Jan. 4, 2005
THE COLONY, Texas — The board of directors of Pizza Inn appointed Robert B. Page as acting chief executive officer during a special meeting convened Jan. 5.
According to a news release, Page replaces Rod McDonald, Pizza Inn's secretary and general counsel, who had served as acting CEO since the Dec. 14 ouster of former CEO and President Ronald Parker (read CEO Parker is out at Pizza Inn and Pizza Inn officially fires Parker, but lawsuit is expected).
McDonald will resume his position as full-time secretary and general counsel as a result of the appointment of Page.
Page, a director of Pizza Inn since last February, is a multi-unit franchisee of Shoney's, Inc. He is the former CEO of Gordon Biersch Brewery Restaurants, Inc., and the former CEO of Romacorp, Inc., operator of Tony Roma's. Page's pizza history extends to a stint as senior vice president of operations at NPC International, Inc., the world's largest Pizza Hut franchisee.

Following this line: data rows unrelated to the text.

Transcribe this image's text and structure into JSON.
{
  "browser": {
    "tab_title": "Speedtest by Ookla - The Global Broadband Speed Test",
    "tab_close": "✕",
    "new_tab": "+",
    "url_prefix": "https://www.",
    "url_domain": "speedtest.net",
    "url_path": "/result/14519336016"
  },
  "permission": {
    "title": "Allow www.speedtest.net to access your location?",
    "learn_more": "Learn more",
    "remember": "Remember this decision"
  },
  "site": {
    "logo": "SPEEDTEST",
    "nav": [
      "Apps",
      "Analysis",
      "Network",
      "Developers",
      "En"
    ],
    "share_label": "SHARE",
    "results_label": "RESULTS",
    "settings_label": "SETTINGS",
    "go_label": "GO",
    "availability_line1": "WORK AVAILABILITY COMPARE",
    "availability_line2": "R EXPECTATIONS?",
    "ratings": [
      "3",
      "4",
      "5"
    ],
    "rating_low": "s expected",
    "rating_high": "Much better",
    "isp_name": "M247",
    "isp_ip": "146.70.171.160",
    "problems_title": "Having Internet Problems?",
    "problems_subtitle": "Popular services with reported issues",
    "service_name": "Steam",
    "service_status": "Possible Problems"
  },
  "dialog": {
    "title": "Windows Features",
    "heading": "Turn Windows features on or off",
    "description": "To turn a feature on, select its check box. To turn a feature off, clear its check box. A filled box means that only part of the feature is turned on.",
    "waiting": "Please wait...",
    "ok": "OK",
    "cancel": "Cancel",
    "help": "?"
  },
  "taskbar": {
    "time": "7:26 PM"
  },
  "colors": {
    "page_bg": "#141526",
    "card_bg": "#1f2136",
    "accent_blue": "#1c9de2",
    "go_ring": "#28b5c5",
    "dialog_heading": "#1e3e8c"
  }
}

"Bob is eminently qualified to take on the responsibility of the CEO role," said Pizza Inn board Chairman Mark Schwarz. "I have great confidence in his ability to assist the company during this time of transition. His operational experience, leadership qualities, and knowledge of the restaurant industry are a welcome fit for Pizza Inn as the board of directors continues its search for a permanent chief executive officer."

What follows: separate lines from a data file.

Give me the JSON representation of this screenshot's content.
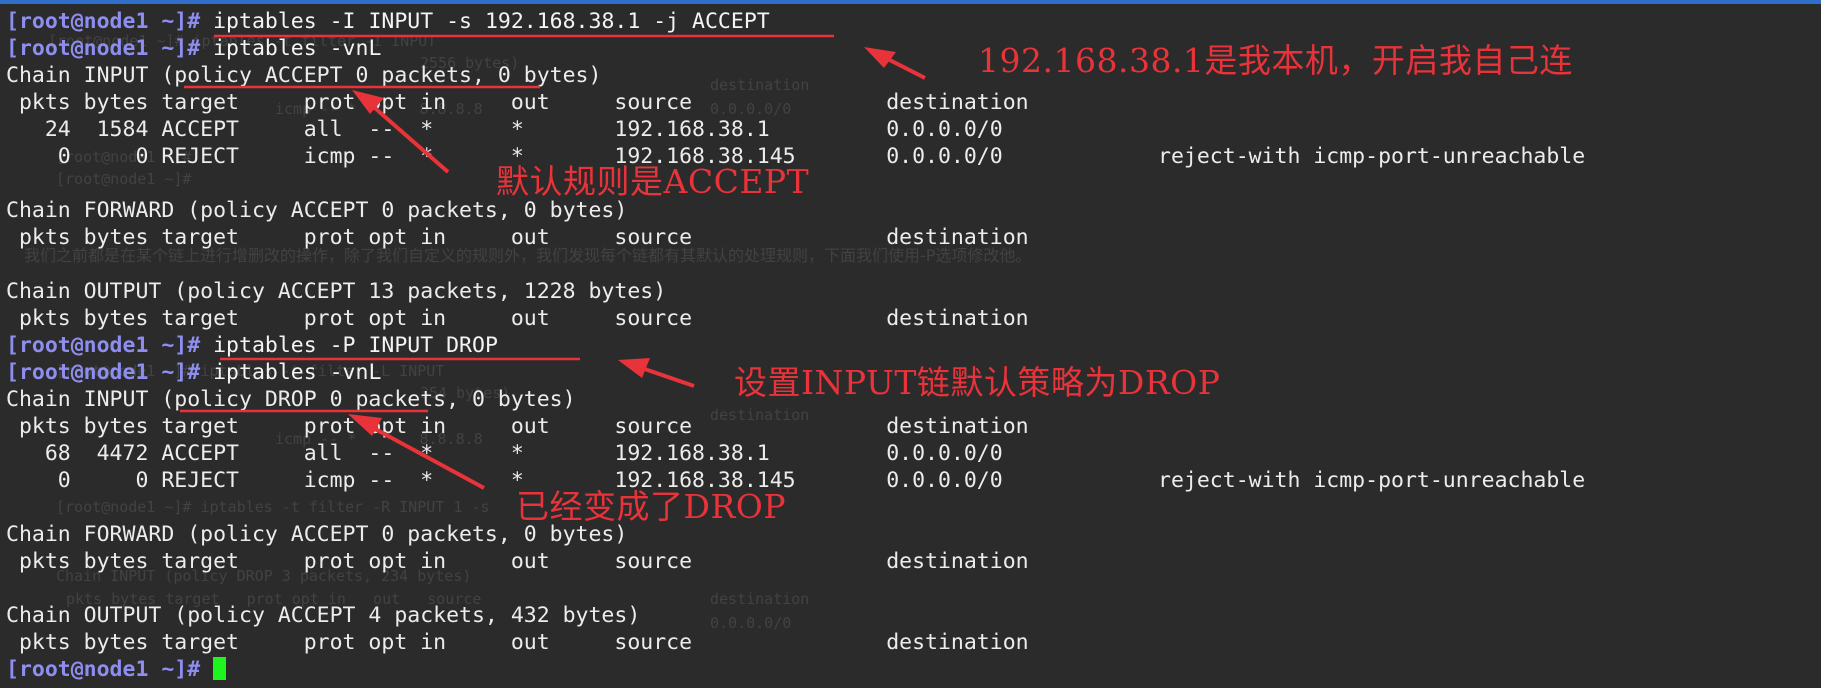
{
  "terminal": {
    "prompt": "[root@node1 ~]#",
    "lines": [
      {
        "type": "command",
        "text": " iptables -I INPUT -s 192.168.38.1 -j ACCEPT"
      },
      {
        "type": "command",
        "text": " iptables -vnL"
      },
      {
        "type": "output",
        "text": "Chain INPUT (policy ACCEPT 0 packets, 0 bytes)"
      },
      {
        "type": "output",
        "text": " pkts bytes target     prot opt in     out     source               destination"
      },
      {
        "type": "output",
        "text": "   24  1584 ACCEPT     all  --  *      *       192.168.38.1         0.0.0.0/0"
      },
      {
        "type": "output",
        "text": "    0     0 REJECT     icmp --  *      *       192.168.38.145       0.0.0.0/0            reject-with icmp-port-unreachable"
      },
      {
        "type": "output",
        "text": ""
      },
      {
        "type": "output",
        "text": "Chain FORWARD (policy ACCEPT 0 packets, 0 bytes)"
      },
      {
        "type": "output",
        "text": " pkts bytes target     prot opt in     out     source               destination"
      },
      {
        "type": "output",
        "text": ""
      },
      {
        "type": "output",
        "text": "Chain OUTPUT (policy ACCEPT 13 packets, 1228 bytes)"
      },
      {
        "type": "output",
        "text": " pkts bytes target     prot opt in     out     source               destination"
      },
      {
        "type": "command",
        "text": " iptables -P INPUT DROP"
      },
      {
        "type": "command",
        "text": " iptables -vnL"
      },
      {
        "type": "output",
        "text": "Chain INPUT (policy DROP 0 packets, 0 bytes)"
      },
      {
        "type": "output",
        "text": " pkts bytes target     prot opt in     out     source               destination"
      },
      {
        "type": "output",
        "text": "   68  4472 ACCEPT     all  --  *      *       192.168.38.1         0.0.0.0/0"
      },
      {
        "type": "output",
        "text": "    0     0 REJECT     icmp --  *      *       192.168.38.145       0.0.0.0/0            reject-with icmp-port-unreachable"
      },
      {
        "type": "output",
        "text": ""
      },
      {
        "type": "output",
        "text": "Chain FORWARD (policy ACCEPT 0 packets, 0 bytes)"
      },
      {
        "type": "output",
        "text": " pkts bytes target     prot opt in     out     source               destination"
      },
      {
        "type": "output",
        "text": ""
      },
      {
        "type": "output",
        "text": "Chain OUTPUT (policy ACCEPT 4 packets, 432 bytes)"
      },
      {
        "type": "output",
        "text": " pkts bytes target     prot opt in     out     source               destination"
      },
      {
        "type": "prompt_cursor",
        "text": " "
      }
    ]
  },
  "annotations": {
    "note1": "192.168.38.1是我本机，开启我自己连",
    "note2": "默认规则是ACCEPT",
    "note3": "设置INPUT链默认策略为DROP",
    "note4": "已经变成了DROP"
  },
  "background_ghost": [
    "[root@node1 ~]# iptables -t filter -I INPUT",
    "2556 bytes)",
    "destination",
    "icmp -- *   *   8.8.8.8",
    "0.0.0.0/0",
    "[root@node1 ~]#",
    "[root@node1 ~]#",
    "我们之前都是在某个链上进行增删改的操作，除了我们自定义的规则外，我们发现每个链都有其默认的处理规则，下面我们使用-P选项修改他。",
    "[root@node1 ~]# iptables -t filter -L INPUT",
    "354 bytes)",
    "destination",
    "icmp -- *   *   8.8.8.8",
    "[root@node1 ~]# iptables -t filter -R INPUT 1 -s",
    "Chain INPUT (policy DROP 3 packets, 234 bytes)",
    "pkts bytes target   prot opt in   out   source",
    "destination",
    "0.0.0.0/0"
  ],
  "colors": {
    "background": "#2b2b2b",
    "prompt": "#8e8ef0",
    "text": "#ececec",
    "annotation": "#e8333a",
    "cursor": "#1df51d",
    "accent_bar": "#2f6fc9"
  }
}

Life at the helm of the 400-plus unit Pizza Inn has been tumultuous in the past few years. Former CEO Jeffrey Rogers was pushed out in August of 2002, when the company believed he would default on a loan it made to him for the purchase of company stock. He later repaid it in full.
After replacing Rogers, Parker saw few peaceful moments in his two years in the CEO's chair. Comparable-store sales trends were largely negative, and Parker was at the center of a nasty proxy battle staged by majority shareholder Newcastle Partners, which is run by Schwarz (read Battle for the Board at Pizza Inn).

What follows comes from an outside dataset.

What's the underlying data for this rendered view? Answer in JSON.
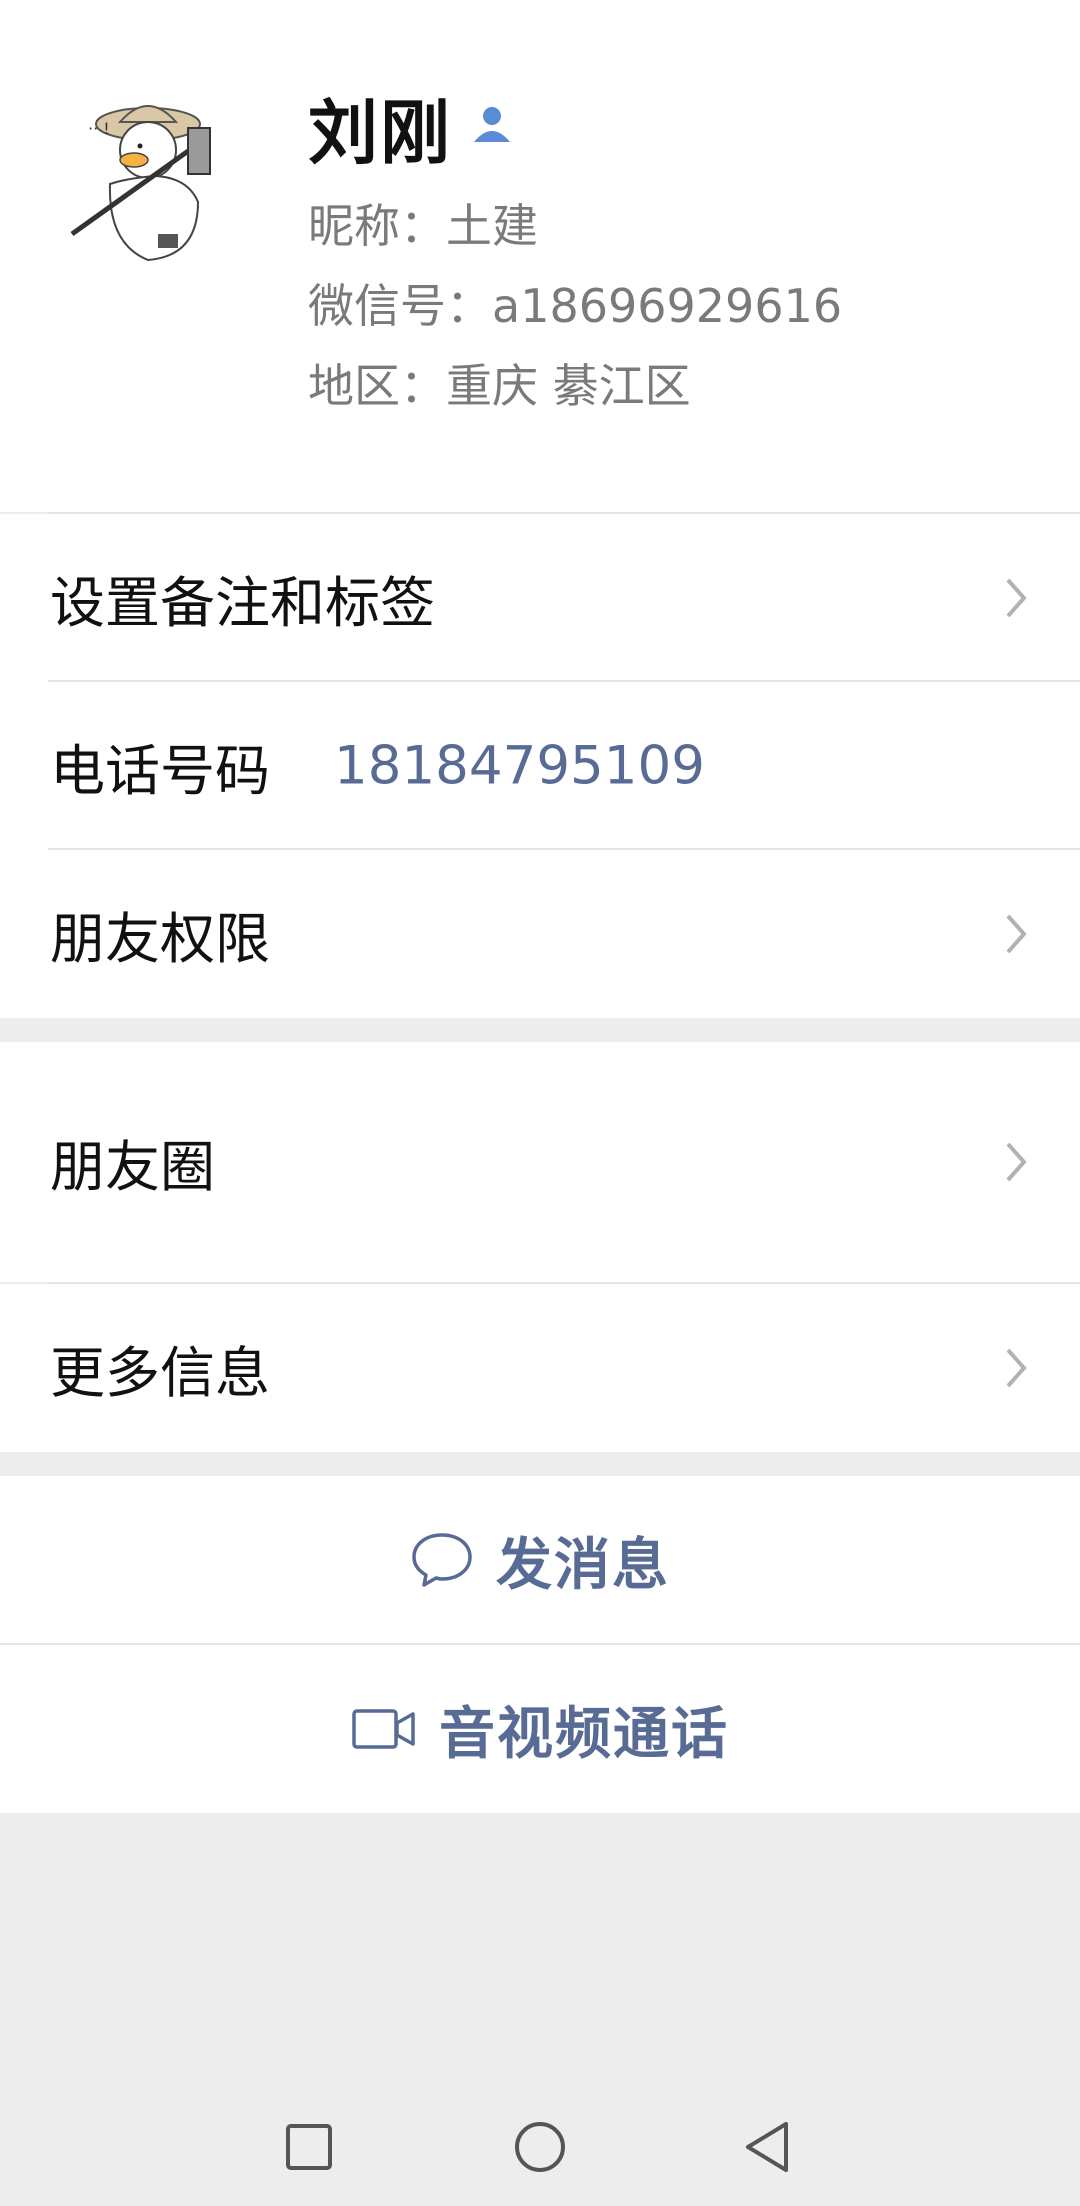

In December, Parker was fired after Pizza Inn's board determined he had sought to harm the company when, in 2002, he and three other executives led an effort to rewrite the company's bylaws to protect their jobs. The four also beefed up their employment agreements by adding golden parachutes that could cost Pizza Inn millions in severance payments (read Pizza Inn fights back).